Está históricamente demostrado que el cordón umbilical que une desigualdad con derecho a la propiedad para perpetuar la explotación y la dominación social no sólo condiciona a sus protagonistas estelar. Su estigma va más lejos y alcanza también a cuantos por acción u omisión han permitido sin solución de continuidad que el pasado robado persistiera en un futuro hipotecado y esclavo.
En el caso de España, ese cordón umbilical político afecta a la oposición que allanó la transición hacia la monarquía del 18 de julio con todas sus oprobiosas consecuencias. La prueba hoy es el infame título de hija predilecta de Andalucía concedido por el presidente del PSOE (¡¡obrero !!) a la duquesa de Alba, alto representante de la peor calaña nobiliaria carpetovetónica.
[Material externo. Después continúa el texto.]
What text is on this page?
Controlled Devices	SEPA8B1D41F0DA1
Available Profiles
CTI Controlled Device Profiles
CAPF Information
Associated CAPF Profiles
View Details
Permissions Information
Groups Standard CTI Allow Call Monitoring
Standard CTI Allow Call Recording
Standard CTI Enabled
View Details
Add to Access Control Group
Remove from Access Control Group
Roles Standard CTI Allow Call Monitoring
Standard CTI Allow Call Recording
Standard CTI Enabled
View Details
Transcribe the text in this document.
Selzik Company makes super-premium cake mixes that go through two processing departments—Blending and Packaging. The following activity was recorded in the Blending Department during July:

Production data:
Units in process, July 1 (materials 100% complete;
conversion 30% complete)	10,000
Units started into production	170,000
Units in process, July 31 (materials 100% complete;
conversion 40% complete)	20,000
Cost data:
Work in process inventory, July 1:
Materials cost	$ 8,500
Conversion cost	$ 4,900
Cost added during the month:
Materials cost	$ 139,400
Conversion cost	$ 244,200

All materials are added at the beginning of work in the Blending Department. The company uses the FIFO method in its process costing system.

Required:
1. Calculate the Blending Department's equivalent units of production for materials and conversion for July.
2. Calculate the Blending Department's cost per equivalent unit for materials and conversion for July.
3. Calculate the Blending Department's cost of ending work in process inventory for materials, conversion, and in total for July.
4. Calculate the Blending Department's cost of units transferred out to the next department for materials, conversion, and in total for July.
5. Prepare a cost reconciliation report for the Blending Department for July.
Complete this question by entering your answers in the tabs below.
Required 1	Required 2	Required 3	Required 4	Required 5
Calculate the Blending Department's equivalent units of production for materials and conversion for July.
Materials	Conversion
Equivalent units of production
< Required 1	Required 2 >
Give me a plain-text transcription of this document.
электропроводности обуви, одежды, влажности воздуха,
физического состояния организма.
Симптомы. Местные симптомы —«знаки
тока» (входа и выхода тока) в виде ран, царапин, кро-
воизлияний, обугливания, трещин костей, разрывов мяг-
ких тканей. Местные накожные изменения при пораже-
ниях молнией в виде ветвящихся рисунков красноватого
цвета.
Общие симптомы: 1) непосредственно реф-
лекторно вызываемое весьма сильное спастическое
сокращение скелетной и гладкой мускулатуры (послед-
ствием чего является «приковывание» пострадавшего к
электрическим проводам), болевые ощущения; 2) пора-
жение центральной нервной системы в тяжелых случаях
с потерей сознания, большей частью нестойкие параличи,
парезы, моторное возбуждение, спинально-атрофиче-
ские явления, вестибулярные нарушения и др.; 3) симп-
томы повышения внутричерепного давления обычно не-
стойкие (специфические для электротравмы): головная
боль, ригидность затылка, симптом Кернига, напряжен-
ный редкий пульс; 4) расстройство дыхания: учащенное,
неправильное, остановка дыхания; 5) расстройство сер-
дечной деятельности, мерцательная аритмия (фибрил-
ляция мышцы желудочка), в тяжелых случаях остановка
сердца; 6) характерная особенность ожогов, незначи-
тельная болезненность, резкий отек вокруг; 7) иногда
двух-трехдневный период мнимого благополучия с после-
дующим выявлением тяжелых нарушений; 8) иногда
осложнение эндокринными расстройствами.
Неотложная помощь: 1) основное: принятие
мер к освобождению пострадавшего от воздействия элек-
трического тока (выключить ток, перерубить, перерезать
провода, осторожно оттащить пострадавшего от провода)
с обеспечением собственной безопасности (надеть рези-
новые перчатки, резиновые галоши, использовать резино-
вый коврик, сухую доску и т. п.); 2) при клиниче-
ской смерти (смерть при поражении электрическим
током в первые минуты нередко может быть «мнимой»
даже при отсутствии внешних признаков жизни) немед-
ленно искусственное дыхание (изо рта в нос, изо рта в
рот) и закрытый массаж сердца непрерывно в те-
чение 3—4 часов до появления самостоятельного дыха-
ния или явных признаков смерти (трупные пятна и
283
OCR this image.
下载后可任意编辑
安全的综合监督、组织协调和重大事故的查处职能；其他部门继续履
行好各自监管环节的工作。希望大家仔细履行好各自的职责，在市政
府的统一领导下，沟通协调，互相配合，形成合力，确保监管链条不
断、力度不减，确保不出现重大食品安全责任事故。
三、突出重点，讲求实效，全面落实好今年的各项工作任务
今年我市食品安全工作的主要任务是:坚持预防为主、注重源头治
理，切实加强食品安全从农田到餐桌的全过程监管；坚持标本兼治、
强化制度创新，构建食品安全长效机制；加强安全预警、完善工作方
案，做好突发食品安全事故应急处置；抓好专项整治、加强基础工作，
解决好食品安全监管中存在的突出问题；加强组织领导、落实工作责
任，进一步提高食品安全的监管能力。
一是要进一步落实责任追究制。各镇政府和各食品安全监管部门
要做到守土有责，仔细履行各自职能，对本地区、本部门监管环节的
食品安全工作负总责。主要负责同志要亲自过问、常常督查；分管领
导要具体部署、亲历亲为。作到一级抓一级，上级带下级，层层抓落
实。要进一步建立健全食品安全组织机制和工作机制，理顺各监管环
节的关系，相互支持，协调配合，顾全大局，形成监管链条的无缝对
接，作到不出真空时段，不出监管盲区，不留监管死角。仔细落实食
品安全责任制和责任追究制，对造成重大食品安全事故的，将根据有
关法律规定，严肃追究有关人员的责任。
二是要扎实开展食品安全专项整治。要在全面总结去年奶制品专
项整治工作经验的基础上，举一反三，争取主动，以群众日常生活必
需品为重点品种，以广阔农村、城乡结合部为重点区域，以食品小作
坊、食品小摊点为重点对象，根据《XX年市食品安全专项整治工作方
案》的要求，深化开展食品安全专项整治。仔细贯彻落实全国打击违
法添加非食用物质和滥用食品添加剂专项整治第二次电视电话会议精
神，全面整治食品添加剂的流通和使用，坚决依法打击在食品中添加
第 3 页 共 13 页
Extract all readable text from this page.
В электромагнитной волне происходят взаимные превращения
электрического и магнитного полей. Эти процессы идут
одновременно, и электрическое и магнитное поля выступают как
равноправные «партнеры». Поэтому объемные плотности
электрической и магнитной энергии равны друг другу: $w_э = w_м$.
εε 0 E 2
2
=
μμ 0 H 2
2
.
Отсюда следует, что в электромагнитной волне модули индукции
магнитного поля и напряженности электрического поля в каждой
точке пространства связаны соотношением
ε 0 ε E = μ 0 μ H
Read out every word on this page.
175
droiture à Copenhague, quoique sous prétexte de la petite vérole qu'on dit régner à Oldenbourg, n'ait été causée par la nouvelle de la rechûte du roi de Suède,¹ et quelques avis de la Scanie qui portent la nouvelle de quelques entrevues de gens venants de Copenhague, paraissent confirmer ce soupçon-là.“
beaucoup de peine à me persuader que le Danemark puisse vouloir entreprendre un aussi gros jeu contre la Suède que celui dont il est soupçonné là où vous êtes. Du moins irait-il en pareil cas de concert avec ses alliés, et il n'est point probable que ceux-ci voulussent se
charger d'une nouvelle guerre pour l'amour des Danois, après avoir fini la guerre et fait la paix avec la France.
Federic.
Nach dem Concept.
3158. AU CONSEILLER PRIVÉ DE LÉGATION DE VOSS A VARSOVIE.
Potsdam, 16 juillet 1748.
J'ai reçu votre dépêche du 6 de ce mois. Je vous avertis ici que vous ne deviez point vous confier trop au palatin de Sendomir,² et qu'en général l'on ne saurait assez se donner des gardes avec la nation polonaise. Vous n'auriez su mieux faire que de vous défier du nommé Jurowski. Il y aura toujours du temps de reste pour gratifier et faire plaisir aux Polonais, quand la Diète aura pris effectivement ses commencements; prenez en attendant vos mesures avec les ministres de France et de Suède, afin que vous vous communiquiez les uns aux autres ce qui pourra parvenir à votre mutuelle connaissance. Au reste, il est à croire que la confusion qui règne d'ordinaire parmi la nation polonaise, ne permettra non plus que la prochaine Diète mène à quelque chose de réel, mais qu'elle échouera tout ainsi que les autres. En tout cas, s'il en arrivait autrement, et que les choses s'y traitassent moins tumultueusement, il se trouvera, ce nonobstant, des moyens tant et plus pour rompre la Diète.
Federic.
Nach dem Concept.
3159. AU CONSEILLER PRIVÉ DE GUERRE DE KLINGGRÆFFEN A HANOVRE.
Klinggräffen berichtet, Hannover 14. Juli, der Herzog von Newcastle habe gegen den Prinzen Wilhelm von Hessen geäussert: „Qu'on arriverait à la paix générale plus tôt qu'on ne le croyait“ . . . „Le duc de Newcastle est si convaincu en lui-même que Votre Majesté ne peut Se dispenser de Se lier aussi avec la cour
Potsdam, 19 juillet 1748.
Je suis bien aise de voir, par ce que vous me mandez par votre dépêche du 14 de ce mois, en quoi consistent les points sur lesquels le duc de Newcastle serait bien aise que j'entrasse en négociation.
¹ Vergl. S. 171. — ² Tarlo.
Sabido es que el poder corrompe y que el poder absoluto corrompe absolutamente. También que la única forma de romper el eterno yugo umbilical que abraza desigualdad, propiedad expoliadora y dominación, radica en el ejercicio del derecho de autodeterminación de individuos y pueblos. Aunque para romperlo antes es preciso poner auto-de-terminación al consenso que hizo posible esos cordones umbilicales que han sido patente de corso para los menos y asfixiante soga para los más.